A royal mess

A few weeks ago, I had a surprise meeting with one of my readers. Sister Virginia “Jean” Calpotura RSCJ is a writer who spent nearly her entire life as a religious embedded in the slums. We spoke for only half an hour, but I felt as though I had stepped into a classroom, confronted my privileges, and meditated on my practice.

She asked, “What does it mean to truly reach out to the poor?”

Our socially accepted shortcuts might include donating money, giving clothes, sharing food. But, she inquired: have we ever allowed the poor to teach us the lessons that only abject poverty and desperation can teach? Have we truly spoken with them? Listened to their stories?

“Without this depth of engagement,” Sister Jean said, voice solemn with passion, “we have no real understanding of their plight. We cannot truly help them.”

I remembered our conversation last week, as the news of the Maharlika fund broke, and as the nation once again threatened to fall under the spell of enforced forgetting.

In our country, this forgetfulness has two dimensions, and it reflects how our so-called leaders permeate every part of the timeline of our lives.

The first: forgetfulness that is imposed because of a misguided version of Christian forgiveness. Most representative case: we are asked to forget the past, to “move on,” by forgiving the crimes of someone who drained our coffers dry.

This request also implies that we must forget the repercussions of the crime, all of which haunt us to this day: the idle buildings, the badly zoned cities crisscrossed in an entanglement of wires and roads, billions of dollars in debt.

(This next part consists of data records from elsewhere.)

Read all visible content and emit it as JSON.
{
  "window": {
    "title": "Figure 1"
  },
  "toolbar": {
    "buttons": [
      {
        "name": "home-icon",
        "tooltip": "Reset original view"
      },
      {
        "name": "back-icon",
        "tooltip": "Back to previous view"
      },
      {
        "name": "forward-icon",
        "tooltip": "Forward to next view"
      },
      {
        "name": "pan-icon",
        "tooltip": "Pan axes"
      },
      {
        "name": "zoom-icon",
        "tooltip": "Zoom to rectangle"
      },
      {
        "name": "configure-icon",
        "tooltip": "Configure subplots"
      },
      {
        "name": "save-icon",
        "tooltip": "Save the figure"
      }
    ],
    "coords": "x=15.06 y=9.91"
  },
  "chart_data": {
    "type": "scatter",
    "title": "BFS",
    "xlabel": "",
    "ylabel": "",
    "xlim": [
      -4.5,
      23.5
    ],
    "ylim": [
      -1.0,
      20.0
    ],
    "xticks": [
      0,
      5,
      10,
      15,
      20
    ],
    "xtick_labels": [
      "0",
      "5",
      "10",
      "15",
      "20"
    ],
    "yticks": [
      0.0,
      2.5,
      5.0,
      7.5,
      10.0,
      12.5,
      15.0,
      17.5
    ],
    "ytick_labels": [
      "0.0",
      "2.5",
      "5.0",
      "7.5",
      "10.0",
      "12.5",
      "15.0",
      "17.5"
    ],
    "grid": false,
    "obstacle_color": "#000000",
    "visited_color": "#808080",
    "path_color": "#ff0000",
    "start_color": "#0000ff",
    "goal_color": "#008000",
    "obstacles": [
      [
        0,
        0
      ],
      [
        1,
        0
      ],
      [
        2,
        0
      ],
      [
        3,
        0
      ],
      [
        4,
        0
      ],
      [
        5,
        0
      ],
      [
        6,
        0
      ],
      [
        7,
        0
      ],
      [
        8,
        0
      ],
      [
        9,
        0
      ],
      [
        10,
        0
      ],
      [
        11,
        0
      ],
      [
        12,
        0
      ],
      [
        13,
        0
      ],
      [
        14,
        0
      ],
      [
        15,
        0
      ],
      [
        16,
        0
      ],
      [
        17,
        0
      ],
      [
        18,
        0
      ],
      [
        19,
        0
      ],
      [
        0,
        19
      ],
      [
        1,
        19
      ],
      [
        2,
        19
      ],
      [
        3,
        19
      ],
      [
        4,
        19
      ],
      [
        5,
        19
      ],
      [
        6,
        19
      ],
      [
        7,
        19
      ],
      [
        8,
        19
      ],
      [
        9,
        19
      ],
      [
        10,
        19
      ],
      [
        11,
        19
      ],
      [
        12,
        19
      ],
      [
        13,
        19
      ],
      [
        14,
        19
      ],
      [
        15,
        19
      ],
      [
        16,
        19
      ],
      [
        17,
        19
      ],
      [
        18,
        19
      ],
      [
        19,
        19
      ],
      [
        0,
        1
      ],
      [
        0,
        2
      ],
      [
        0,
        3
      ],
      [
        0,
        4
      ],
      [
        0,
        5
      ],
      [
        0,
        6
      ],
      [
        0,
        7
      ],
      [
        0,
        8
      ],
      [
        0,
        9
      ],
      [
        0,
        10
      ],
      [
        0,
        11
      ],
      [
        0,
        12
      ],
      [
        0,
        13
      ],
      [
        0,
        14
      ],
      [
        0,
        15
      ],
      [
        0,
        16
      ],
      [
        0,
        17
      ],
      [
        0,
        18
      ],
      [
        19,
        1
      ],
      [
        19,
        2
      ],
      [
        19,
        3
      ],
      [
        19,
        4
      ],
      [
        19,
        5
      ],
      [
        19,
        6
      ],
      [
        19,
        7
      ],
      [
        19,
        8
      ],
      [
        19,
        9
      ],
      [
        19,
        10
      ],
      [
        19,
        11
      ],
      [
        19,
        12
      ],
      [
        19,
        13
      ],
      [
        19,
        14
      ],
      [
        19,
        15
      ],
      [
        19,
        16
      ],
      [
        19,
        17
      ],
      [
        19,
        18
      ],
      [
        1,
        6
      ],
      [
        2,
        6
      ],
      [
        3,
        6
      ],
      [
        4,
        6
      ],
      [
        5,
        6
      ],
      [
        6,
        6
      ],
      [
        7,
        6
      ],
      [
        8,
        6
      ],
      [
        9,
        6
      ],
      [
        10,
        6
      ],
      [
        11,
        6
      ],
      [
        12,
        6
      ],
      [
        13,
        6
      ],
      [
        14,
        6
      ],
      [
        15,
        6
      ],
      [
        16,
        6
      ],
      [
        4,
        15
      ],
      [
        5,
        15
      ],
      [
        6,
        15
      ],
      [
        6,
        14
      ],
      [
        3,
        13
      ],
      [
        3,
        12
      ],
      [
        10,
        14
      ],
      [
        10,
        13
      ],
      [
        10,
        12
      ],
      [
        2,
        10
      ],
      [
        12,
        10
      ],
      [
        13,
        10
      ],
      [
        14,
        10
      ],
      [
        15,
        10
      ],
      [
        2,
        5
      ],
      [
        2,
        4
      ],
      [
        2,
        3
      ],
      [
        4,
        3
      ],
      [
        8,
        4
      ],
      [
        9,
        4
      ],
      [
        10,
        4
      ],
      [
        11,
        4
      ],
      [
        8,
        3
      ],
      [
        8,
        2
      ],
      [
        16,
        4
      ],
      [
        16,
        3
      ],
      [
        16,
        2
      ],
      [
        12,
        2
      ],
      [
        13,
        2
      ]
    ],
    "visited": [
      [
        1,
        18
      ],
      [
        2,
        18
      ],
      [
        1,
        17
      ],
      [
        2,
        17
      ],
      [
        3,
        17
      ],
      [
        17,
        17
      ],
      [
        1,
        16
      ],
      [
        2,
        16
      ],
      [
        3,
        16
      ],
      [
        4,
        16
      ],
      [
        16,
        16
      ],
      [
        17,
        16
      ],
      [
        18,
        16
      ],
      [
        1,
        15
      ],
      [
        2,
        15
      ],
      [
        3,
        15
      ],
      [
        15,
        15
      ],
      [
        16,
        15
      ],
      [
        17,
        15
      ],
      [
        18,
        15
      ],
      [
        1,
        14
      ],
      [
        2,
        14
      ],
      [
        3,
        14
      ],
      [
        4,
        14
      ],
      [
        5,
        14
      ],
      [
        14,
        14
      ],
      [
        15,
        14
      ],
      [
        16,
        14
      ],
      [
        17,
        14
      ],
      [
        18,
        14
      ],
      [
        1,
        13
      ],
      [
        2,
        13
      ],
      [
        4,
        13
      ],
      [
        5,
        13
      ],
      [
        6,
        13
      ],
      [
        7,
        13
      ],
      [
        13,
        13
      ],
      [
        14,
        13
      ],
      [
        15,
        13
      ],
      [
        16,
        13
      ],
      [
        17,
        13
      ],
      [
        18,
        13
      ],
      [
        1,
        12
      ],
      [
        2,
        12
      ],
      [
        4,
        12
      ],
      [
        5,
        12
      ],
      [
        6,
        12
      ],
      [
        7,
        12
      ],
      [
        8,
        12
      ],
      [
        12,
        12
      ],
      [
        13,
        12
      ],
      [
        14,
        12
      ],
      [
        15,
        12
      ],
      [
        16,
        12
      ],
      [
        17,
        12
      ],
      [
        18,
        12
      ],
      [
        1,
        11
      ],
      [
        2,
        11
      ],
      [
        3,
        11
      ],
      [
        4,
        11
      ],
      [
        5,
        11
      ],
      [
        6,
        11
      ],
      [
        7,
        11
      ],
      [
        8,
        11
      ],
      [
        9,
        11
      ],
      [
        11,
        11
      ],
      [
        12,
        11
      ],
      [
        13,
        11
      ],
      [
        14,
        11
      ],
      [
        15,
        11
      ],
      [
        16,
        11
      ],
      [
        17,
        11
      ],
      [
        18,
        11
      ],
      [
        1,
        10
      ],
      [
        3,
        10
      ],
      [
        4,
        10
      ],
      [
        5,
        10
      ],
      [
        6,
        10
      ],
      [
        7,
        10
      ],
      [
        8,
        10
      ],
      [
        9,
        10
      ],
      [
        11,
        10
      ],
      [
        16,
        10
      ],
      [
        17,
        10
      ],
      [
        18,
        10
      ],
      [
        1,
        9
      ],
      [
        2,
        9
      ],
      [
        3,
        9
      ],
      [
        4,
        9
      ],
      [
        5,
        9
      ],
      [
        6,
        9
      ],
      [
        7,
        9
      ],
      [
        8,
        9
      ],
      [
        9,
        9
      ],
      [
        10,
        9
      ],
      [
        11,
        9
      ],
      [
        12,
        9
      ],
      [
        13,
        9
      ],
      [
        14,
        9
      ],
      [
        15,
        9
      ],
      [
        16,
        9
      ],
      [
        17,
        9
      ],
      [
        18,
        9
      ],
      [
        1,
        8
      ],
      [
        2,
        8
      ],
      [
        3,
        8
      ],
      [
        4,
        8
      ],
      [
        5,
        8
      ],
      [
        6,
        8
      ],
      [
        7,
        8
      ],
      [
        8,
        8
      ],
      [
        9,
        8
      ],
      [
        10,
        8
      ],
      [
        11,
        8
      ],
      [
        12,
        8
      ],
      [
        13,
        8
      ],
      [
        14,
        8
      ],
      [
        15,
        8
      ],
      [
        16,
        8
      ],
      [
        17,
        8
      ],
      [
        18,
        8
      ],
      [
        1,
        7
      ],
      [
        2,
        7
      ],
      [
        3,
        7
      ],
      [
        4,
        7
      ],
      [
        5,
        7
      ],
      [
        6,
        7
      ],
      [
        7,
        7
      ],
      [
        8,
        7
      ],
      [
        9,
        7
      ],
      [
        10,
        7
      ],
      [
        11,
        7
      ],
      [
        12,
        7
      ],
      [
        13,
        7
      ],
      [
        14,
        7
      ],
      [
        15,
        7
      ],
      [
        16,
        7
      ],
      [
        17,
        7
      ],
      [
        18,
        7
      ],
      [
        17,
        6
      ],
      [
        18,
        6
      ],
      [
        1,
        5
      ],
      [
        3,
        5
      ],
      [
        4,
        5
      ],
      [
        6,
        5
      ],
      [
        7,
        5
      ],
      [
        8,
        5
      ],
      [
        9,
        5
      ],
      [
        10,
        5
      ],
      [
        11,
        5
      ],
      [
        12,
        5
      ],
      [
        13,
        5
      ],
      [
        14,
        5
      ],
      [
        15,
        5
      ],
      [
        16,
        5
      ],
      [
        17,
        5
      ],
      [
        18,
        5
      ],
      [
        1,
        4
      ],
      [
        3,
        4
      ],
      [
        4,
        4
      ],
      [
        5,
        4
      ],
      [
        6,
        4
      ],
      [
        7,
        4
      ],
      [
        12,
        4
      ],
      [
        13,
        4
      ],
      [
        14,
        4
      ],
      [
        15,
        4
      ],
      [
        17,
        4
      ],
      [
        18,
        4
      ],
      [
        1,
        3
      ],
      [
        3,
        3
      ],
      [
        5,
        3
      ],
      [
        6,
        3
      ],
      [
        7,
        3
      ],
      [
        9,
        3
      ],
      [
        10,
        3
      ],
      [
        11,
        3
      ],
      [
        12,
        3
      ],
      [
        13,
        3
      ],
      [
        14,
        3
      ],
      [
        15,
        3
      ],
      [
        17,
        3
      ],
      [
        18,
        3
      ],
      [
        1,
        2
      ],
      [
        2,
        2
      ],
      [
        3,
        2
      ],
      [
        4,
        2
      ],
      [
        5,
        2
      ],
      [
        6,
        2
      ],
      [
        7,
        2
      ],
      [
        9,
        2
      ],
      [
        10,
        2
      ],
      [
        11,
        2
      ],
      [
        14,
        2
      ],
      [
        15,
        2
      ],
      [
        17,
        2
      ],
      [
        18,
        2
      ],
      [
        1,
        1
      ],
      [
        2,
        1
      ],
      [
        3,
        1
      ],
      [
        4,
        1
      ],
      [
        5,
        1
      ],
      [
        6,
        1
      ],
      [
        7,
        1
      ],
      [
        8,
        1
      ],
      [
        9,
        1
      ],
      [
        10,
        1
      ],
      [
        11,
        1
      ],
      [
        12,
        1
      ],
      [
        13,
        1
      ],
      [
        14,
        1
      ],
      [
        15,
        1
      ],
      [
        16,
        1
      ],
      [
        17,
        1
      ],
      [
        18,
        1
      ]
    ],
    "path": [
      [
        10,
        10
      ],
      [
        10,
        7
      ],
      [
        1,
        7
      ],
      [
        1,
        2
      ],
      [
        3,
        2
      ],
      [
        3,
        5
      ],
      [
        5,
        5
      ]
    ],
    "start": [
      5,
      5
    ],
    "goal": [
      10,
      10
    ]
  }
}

There is no real forgiveness without repentance—that is what the Christian gospels say. It is the “repentance” part that many of us are willing to forgo, and it will be this country’s undoing. Forgetting, in this case, is not about truly uplifting ourselves; it is enabling those who want us to remain silent so that they can retain power.

This is not reconciliation. It is oppression.

The second: forgetfulness of responsibilities, where we willingly give them to leaders that promise to take care of our affairs.

This time, our leaders call for a forgetting of the present: do not worry about your immediate needs, because your leaders will take care of them with their gifts of waiting sheds, sodium-enriched relief goods, and donations/early campaign materials. And yes, trust them when they say that you need only P1,000 to have a decent meal for your Christmas gathering—because they walked the grocery aisles, plodded through wet markets, and budgeted their small savings, right?

Our leaders are also calling for us to forget the future: do not worry about your pensions, because your leaders will invest them in a system governed by families deeply, safely ensconced in government and its private bank accounts.

We are supposed to believe that this sovereign wealth fund will work because it worked in other countries that do not share our context, culture, and economic background.

We are expected to trust a government that has no real record of trustworthiness with public funds. Recall: an oversupply of overpriced, low-quality vaccines. Failure to systematically purchase the right number of high-quality vaccines. Failure to create infrastructure to allow people to efficiently get vaccinated without having to wait all day and lose their wages in the process. Refusal to regulate farmland-destroying, soil-murdering infrastructure. Indifference to the misuse of intelligence funds for reckless, subsequently deadly Red-tagging.

The purchases, roads, and intelligence failed because they are short-term spending veiled in the language of long-term investments. In the meantime, the real long-term investments are ignored: the health care sector still waits to be compensated for long-term health security, the agricultural sector still waits to be supported for long-term food security, and we all wait for someone to ensure that we have some form of national security.

It is OUR money, OUR future, that is being gambled with. This supposed fund is ideologically despotic because it is forcing us to surrender our power over our own lives. This is no longer a government that listens to its people’s actual needs. It is therefore not a government that serves.